Kleine Zeitung vom 09/2022. Andreas Kanatschnig
Gerhard Hohenwarter senior beobachtet seit 30 Jahren den Eiskar-Gletscher: Bisher war er 112 Mal dort, um den einzigen Gletscher in den Karnischen Alpen zu vermessen. Oft gemeinsam mit seinem Sohn.
Begrenzt von hohen Wänden, trotzt das Eiskar den immer heißer werdenden Zeiten. Die Nordlage kommt ihm zugute, sonst wäre der einzige Gletscher der Karnischen Alpen wohl schon längst geschmolzen. Gerhard Hohenwarter, pensionierter Geografie- und Geschichtelehrer, vermisst das Eiskar seit 30 Jahren. Gletscherknecht nennt man in Vermesserkreisen die ehrenamtlichen Helfer, die in den Alpen das Schwinden von Schnee und Eis dokumentieren.

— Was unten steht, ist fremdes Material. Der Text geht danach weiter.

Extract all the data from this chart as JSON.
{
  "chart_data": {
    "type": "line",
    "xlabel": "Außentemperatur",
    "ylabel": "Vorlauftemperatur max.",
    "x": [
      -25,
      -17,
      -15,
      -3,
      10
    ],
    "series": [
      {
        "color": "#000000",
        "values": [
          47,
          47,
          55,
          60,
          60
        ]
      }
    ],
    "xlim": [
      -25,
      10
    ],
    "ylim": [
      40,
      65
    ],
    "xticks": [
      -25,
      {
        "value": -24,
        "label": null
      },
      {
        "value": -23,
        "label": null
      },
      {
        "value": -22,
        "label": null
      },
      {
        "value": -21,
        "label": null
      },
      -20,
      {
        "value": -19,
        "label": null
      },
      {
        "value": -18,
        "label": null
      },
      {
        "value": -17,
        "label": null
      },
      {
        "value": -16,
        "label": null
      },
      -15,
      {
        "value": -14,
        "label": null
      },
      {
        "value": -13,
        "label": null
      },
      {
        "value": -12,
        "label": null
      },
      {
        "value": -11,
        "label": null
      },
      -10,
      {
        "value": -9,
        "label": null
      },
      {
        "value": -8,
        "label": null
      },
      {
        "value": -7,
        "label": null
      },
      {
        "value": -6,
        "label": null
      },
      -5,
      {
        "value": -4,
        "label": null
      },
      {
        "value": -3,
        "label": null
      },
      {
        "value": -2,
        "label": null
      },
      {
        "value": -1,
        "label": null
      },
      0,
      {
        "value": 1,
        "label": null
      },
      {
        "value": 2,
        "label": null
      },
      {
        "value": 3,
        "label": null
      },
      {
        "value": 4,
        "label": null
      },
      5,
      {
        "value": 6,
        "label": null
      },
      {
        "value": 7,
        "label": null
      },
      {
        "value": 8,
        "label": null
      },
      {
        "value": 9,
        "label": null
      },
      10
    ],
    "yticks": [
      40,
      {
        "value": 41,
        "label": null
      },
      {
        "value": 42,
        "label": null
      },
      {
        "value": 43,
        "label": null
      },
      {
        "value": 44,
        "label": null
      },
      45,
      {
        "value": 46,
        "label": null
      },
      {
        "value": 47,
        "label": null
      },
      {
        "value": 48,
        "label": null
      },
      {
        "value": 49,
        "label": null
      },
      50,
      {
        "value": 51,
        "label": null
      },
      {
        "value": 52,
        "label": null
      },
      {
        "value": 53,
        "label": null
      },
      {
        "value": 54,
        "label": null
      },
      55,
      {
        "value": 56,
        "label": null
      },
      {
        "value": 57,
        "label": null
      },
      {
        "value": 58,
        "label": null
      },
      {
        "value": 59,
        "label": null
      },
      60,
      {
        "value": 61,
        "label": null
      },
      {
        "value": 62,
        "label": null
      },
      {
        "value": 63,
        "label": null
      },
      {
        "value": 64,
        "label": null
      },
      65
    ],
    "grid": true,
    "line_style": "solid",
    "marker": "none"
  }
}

Von den 900 Gletschern, die es in Österreich noch gibt, ist der Eiskar-Gletscher einer von denen, die vermessen werden: 15 Hektar groß, im Durchschnitt 20 Meter mächtig und 700 Meter lang. Einen dreiviertel Meter sinkt der Gletscher pro Jahr ein. "Einen Großteil sieht man aber nicht, weil er zu drei Viertel mit Schutt bedeckt ist. Das rettet ihm auch sein Leben, denn Schutt verhindert, dass die Wärmestrahlung direkt auf das Eis fällt", erklärt Hohenwarter, der ganz offiziell den Stab bereits an seinen Sohn Gerhard Hohenwarter, Meteorologe an der Zamg in Klagenfurt, weitergeben hat.
Pilgert er, und das kann man durchaus so sagen, gemeinsam mit seinem Sohn zum Eiskar, ist das ein Marsch, der selten Gutes verheißt: "Der Rückgang wird heuer dramatisch werden." Vom Plöckenpass wandern die Hohenwarters über einen schwierigen Steig in die Kellerwand. Gletscher haben den studierten Geografen schon immer fasziniert: "Schon als Student waren wir am Glockner, um die Pasterze zu vermessen." Als er Anfang der 1990er-Jahre an der Uni Graz nachfragte, ob man das Eiskar noch vermesse, erfuhr er, dass man damit aufgehört hatte: "Man fragte mich, ob ich es machen wollte. 1992 ging der Grazer Geografie-Professor Gerhard Karl Lieb mit mir zum ersten Mal hin und zeigte mir, wie man einen Gletscher vermisst." Seitdem ist er 112 Mal im Eiskar gewesen: "Wir gehen viermal im Jahr hinauf, was eine Fleißaufgabe ist. Die offizielle Messung für den Alpenverein machen wir immer im September." Drei Bücher hat er bisher mit Notizen befüllt.
Aber nicht nur das von Lawinen gespeiste Eiskar schaut sich Hohenwarter an, auch bei den Messungen an der Pasterze half er über viele Jahre mit: "Damit höre ich heuer auf." Die Liebe zu den Bergen erbte Hohenwarter, der im Gailtal geboren ist, von seinem Vater: "Mein Vater war Zollwachebeamter, der die grüne Grenze kontrollierte." Familie Hohenwarter wechselte in jungen Jahren alle drei Jahre den Wohnort, weil das bei Zollwachebeamten so üblich war: "Damit man mit den Einheimischen nicht zu gut wird." Als Hohenwarter die Volksschule besuchte, kam sein Vater am Oisternig leider in einer Lawine ums Leben: Von all den Bergen, die Hohenwarter besuchte, zieht es ihn immer wieder dorthin. Die Hohenwarters sind alle Bergmenschen: Seine Frau Waltraud genauso wie die Söhne Michael, Gerhard und Tochter Elisabeth. Der passionierte Sänger, der 40 Jahre mit den "Fünf Gailtalern" auftrat, und heute in Villach lebt, ist ständig beschäftigt: "Wenn man meinen Schreibtisch ansieht, glaubt man, das ist ein Topmanager." Auch das Eiskar will er noch einige Zeit besuchen - denn gut 20 bis 30 Jahre wird es den Gletscher noch geben.